ERACLEA, Venezia – Vive da quattro mesi in via degli Olivi, Eraclea Mare, Veneto. Odike (nome di fantasia per tutelare la sua identità) è scappato dalla Nigeria dopo aver visto ammazzare sotto il suo naso l’allenatore della squadra di calcio per cui giocava da professionista. È successo quando la sua città, a maggioranza cristiana, ne ha sconfitta una musulmana. E miliziani di Boko Haram, l’organizzazione islamista che spadroneggia nel nord del Paese, hanno trovato il modo per vendicare la sconfitta. I compagni di Odike da quel momento hanno solo cercato di mettersi in salvo, e molti sono scappati verso l’Europa.

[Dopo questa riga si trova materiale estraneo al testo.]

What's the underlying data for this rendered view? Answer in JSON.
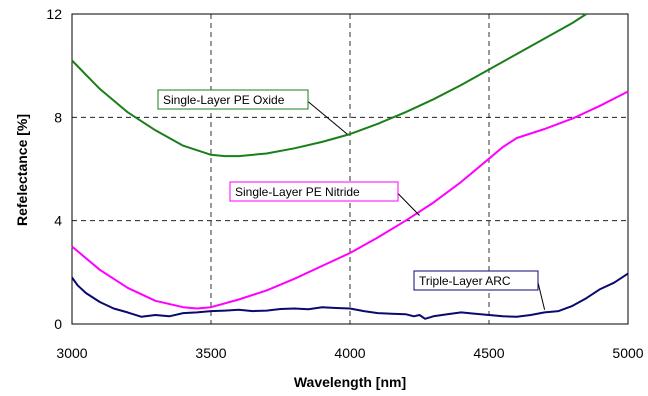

In un pomeriggio di settembre, davanti al residence in cui è ospitato insieme a circa altri 150 richiedenti asilo, mi fa una domanda semplice: «Perché ci vuole così tanto per avere il riconoscimento di rifugiato politico?». In Italia, gli hanno detto, occorrono tra gli otto mesi e un anno. A volte però si aspetta anche per due anni. Per lui, nigeriano, non ci saranno scorciatoie e l’idea di fuggire e andare direttamente in Germania, una delle destinazioni prescelte insieme al Regno Unito, non lo porterebbe a nulla. Angela Merkel, che ha deciso di sospendere il Trattato di Dublino e di accogliere subito i rifugiati siriani, velocizzando le procedure e senza rispedirli nel primo Paese europeo di ingresso (come il Trattato richiede), non accetterebbe il nigeriano Odike. Nonostante lui sia in fuga da un gruppo islamista tanto feroce quanto quelli che stanno sgretolando la Siria e la sua gente.

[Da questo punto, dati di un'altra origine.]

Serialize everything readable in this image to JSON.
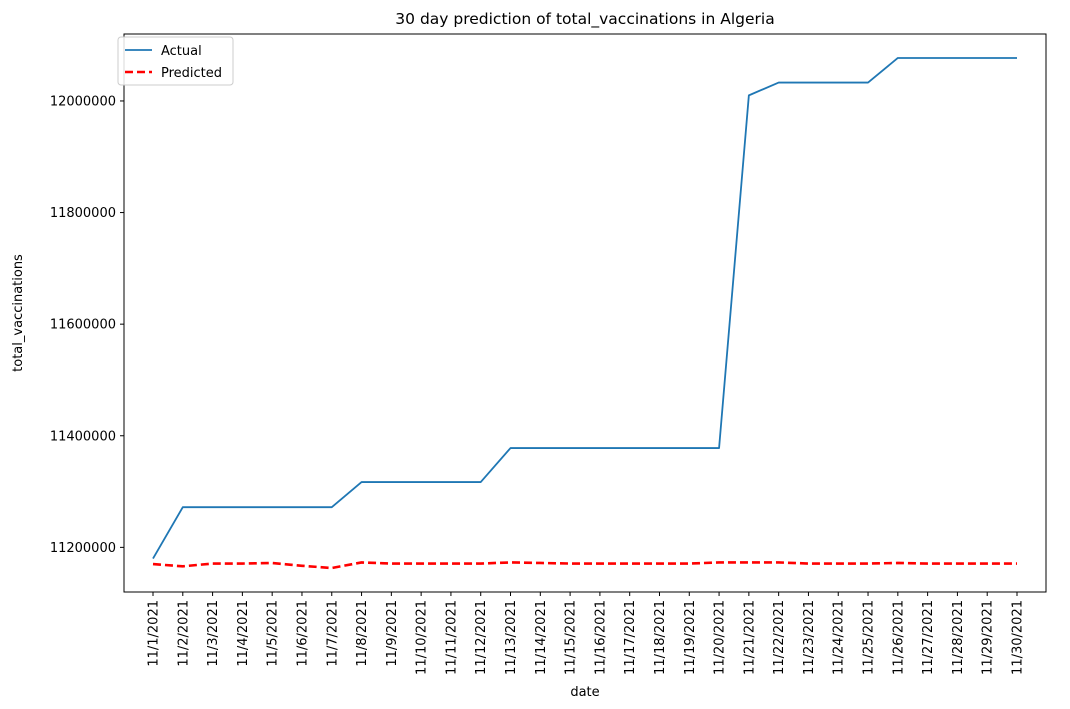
{
  "chart_data": {
    "type": "line",
    "title": "30 day prediction of total_vaccinations in Algeria",
    "xlabel": "date",
    "ylabel": "total_vaccinations",
    "x": [
      "11/1/2021",
      "11/2/2021",
      "11/3/2021",
      "11/4/2021",
      "11/5/2021",
      "11/6/2021",
      "11/7/2021",
      "11/8/2021",
      "11/9/2021",
      "11/10/2021",
      "11/11/2021",
      "11/12/2021",
      "11/13/2021",
      "11/14/2021",
      "11/15/2021",
      "11/16/2021",
      "11/17/2021",
      "11/18/2021",
      "11/19/2021",
      "11/20/2021",
      "11/21/2021",
      "11/22/2021",
      "11/23/2021",
      "11/24/2021",
      "11/25/2021",
      "11/26/2021",
      "11/27/2021",
      "11/28/2021",
      "11/29/2021",
      "11/30/2021"
    ],
    "series": [
      {
        "name": "Actual",
        "color": "#1f77b4",
        "style": "solid",
        "values": [
          11180000,
          11272000,
          11272000,
          11272000,
          11272000,
          11272000,
          11272000,
          11317000,
          11317000,
          11317000,
          11317000,
          11317000,
          11378000,
          11378000,
          11378000,
          11378000,
          11378000,
          11378000,
          11378000,
          11378000,
          12010000,
          12033000,
          12033000,
          12033000,
          12033000,
          12077000,
          12077000,
          12077000,
          12077000,
          12077000
        ]
      },
      {
        "name": "Predicted",
        "color": "#ff0000",
        "style": "dashed",
        "values": [
          11170000,
          11166000,
          11171000,
          11171000,
          11172000,
          11167000,
          11163000,
          11173000,
          11171000,
          11171000,
          11171000,
          11171000,
          11173000,
          11172000,
          11171000,
          11171000,
          11171000,
          11171000,
          11171000,
          11173000,
          11173000,
          11173000,
          11171000,
          11171000,
          11171000,
          11172000,
          11171000,
          11171000,
          11171000,
          11171000
        ]
      }
    ],
    "yticks": [
      11200000,
      11400000,
      11600000,
      11800000,
      12000000
    ],
    "ylim": [
      11120000,
      12120000
    ],
    "grid": false,
    "legend_position": "top-left"
  }
}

Qualunque siano le ragioni che la muovono (si racconta da giorni che i siriani ora in fuga sono professionisti, ingegneri, laureati. Persone qualificate e con sicurezza economica) di fronte ai racconti di Odike e dei suoi compagni, quella di Merkel suona come una «selezione etnica» forse non del tutto lecita.
«Perché occorre così tanto per avere il riconoscimento di rifugiato?», chiede Odike che vorrebbe raggiungere la Germania
Si avvicinano altri ragazzi, sempre nigeriani, sempre cristiani, sempre in fuga da Boko Haram. La domanda che fanno è la stessa. Mi lasciano intendere che stanno pensando di scappare: forse così faranno più in fretta a raggiungere lo stato in cui vogliono vivere, Germania o Regno Unito. Meglio non farlo. Sarebbero rispediti in Italia, il paese in cui hanno lasciato le impronte digitali. Oppure, se provassero la strada dell’illegalità, cadrebbero facili vittime di chi li può sfruttare perché privi di documenti e diritti. Ascoltano attenti. Ma fremono. Hanno corpi energici, di quelli che hai solo a diciotto, venti anni. Di quelli in cui è difficile trattenere la voglia di fare, andare, iniziare a lavorare e ricostruirsi una nuova vita. «È dura accettare di non fare nulla per giornate intere», spiega Odike. «Siamo andati a cercare lavoro, mi sono presentato agli allenatori delle squadre di calcio qui in zona. Ma dicono che senza documenti non posso fare nulla». L’unico sfogo che hanno questi ragazzi, oltre a vagare mattina, pomeriggio e sera su via Dancalia o in riva al mare osservando distaccati i turisti tedeschi, sono gli allenamenti settimanali in una squadra creata apposta per loro da volontari.
«Odike e compagni lasciano capire che stanno pensando di scappare. Ma in Germania non otterrebbero sconti, non sono siriani
Ma non basta. C’è fretta di andare. E ci sono sogni e vite da realizzare. Uno, persino due, anni di attesa quando hai vent’anni sono un’eternità. Per un siriano e per un nigeriano. Se c’è una cosa tuttavia da riconoscere alla Germania di Angela Merkel è che lassù il tempo medio per ottenere lo status di rifugiato politico è di 5,3 mesi (dati del Governo tedesco). E l’Italia a questo dovrebbe conformarsi il prima possibile.